Le fondateur d’EDF, Marcel Paul, ministre de la Production industrielle à la Libération, n’en reviendrait pas. Lui-même ancien électricien, le résistant et député communiste du Limousin a joué un rôle crucial dans la création du service public nationalisé de l’énergie. Soixante-dix ans plus tard, il aurait bien du mal à reconnaître l’entreprise – encore formellement publique, puisque l’État en détient toujours 84% – et les valeurs qu’elle incarne.
Qu’il s’agisse de fiscalité, de droits des travailleurs ou d’environnement, quelle entreprise illustre mieux qu’EDF la schizophrénie de l’État actionnaire ? Le groupe ne cesse, par exemple, de réclamer une hausse des tarifs de l’électricité alors que ceux-ci ont déjà explosé depuis dix ans et que cinq millions de Français vivent en situation de précarité énergétique. Des critiques similaires émergent au Royaume-Uni, où l’entreprise est très présente. Faut-il préciser qu’EDF a dégagé un confortable bénéfice de plus de 13 milliards d’euros en quatre ans, dont 60% a été reversé à ses actionnaires, en l’occurrence l’État. Depuis vingt ans, EDF s’est lancée dans des acquisitions à l’étranger – pas toujours avec succès –, au risque de négliger les besoins d’investissements en France. Au passage, elle a également implanté quelques filiales dans des pays considérés comme des paradis fiscaux.

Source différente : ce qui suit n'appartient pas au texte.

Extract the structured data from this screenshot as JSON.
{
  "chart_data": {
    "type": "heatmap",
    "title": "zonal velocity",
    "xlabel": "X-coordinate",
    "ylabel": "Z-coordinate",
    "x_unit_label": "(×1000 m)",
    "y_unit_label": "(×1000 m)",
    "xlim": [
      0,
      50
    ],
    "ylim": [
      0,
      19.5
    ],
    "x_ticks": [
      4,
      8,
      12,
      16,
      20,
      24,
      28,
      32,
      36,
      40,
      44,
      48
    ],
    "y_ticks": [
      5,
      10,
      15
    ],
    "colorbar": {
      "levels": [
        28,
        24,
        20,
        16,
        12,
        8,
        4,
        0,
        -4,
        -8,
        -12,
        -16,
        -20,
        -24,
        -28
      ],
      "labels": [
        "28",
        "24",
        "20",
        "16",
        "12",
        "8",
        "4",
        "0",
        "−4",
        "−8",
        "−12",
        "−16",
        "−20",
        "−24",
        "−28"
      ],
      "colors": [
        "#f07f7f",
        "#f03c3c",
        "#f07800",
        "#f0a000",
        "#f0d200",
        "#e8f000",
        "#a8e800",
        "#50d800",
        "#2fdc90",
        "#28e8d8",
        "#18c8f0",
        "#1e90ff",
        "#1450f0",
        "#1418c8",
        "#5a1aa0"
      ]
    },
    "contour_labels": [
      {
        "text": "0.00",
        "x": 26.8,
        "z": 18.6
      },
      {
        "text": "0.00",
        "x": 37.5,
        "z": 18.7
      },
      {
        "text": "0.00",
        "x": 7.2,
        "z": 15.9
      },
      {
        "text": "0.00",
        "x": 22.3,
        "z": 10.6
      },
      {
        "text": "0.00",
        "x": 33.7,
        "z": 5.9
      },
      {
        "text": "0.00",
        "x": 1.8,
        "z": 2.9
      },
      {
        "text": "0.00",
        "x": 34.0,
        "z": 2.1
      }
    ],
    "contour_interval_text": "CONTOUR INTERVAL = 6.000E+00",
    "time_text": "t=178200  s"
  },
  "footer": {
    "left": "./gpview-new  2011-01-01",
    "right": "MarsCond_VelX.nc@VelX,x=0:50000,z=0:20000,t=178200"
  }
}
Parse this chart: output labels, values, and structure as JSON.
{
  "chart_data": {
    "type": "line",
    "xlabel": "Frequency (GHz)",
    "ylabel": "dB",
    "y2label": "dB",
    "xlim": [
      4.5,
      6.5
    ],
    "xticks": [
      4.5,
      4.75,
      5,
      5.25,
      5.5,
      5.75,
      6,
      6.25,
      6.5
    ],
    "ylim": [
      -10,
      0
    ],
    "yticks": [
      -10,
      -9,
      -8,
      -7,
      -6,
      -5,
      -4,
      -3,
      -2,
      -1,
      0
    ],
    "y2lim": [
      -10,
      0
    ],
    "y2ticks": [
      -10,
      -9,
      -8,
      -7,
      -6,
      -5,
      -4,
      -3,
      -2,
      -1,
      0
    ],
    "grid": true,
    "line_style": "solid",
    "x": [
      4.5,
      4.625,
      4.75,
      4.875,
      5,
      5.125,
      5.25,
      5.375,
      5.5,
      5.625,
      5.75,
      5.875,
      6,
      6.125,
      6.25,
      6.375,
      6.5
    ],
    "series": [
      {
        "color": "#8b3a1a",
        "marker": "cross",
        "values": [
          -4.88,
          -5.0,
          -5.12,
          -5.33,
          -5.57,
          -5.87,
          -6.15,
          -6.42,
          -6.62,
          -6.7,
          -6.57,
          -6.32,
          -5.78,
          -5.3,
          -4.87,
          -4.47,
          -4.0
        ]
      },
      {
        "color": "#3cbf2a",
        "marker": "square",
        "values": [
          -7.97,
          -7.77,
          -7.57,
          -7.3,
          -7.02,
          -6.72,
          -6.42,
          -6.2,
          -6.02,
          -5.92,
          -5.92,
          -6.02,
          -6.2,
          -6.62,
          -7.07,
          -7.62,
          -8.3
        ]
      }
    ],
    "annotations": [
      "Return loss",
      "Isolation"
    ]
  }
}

EDF est le 19e plus gros émetteur de CO2 au monde
En France, EDF s’oppose à la volonté de l’État de réduire la part de l’énergie nucléaire dans la production d’électricité et de fermer la plus vieille centrale nucléaire en activité, celle de Fessenheim en Alsace. Le Président François Hollande, élu en 2012, s’est engagé à ce que cette part soit réduite à 50% d’ici 2025, alors que l’électricité d’origine nucléaire pèse aujourd’hui 88% dans le « mix énergétique » d’EDF. L’entreprise a déployé de multiples efforts pour tenter d’éviter que cet objectif soit inscrit dans la loi. Le service public de l’énergie n’obéirait-il plus à la souveraineté démocratique ? La sûreté des centrales nucléaires et l’échéance de leur vieillissement n’est elle pas également une question cruciale, qui devrait être soumise à un réel débat de fond, informé et transparent ?
Côté climat, cette schizophrénie est encore plus flagrante. EDF est le 19e plus gros émetteur de CO2 au monde. Alors que l’actuel gouvernement s’est engagé en faveur d’une transition énergétique, « son » entreprise publique ne produit en France et dans le monde que 10% d’énergies renouvelables et s’oppose à tout objectif officiel d’efficacité énergétique. Et encore, certains projets d’énergie « verte » développés par EDF dans le monde, notamment les grands barrages, sont chaudement contestés. Si l’on retire l’énergie hydraulique, la part des énergies renouvelables dans la production d’électricité du groupe en France tombe à un misérable 0,1%. Cette bien piètre performance n’a pas empêché EDF à être choisie comme l’un des sponsors officiels de la conférence sur le climat, fin 2015.
EDF a massivement développé la sous-traitance, en particulier pour l’entretien et les interventions au sein des centrales nucléaires françaises. Ces plus de 20 000 « nomades du nucléaire » – presque autant que les agents d’EDF – sont les grands oubliés des débats sur l’énergie atomique. Précaires, régulièrement exposés à la radioactivité, ils ne bénéficient pas d’un statut et d’un suivi médical digne des risques qu’ils prennent et du rôle qu’ils jouent. La question de la santé au travail et de la reconnaissance des maladies professionnelles reste un point noir du bilan social du groupe. Il serait peut-être temps que les grands principes fondateurs d’un véritable service public de l’énergie soient remis au goût du jour, soixante-dix ans après sa création.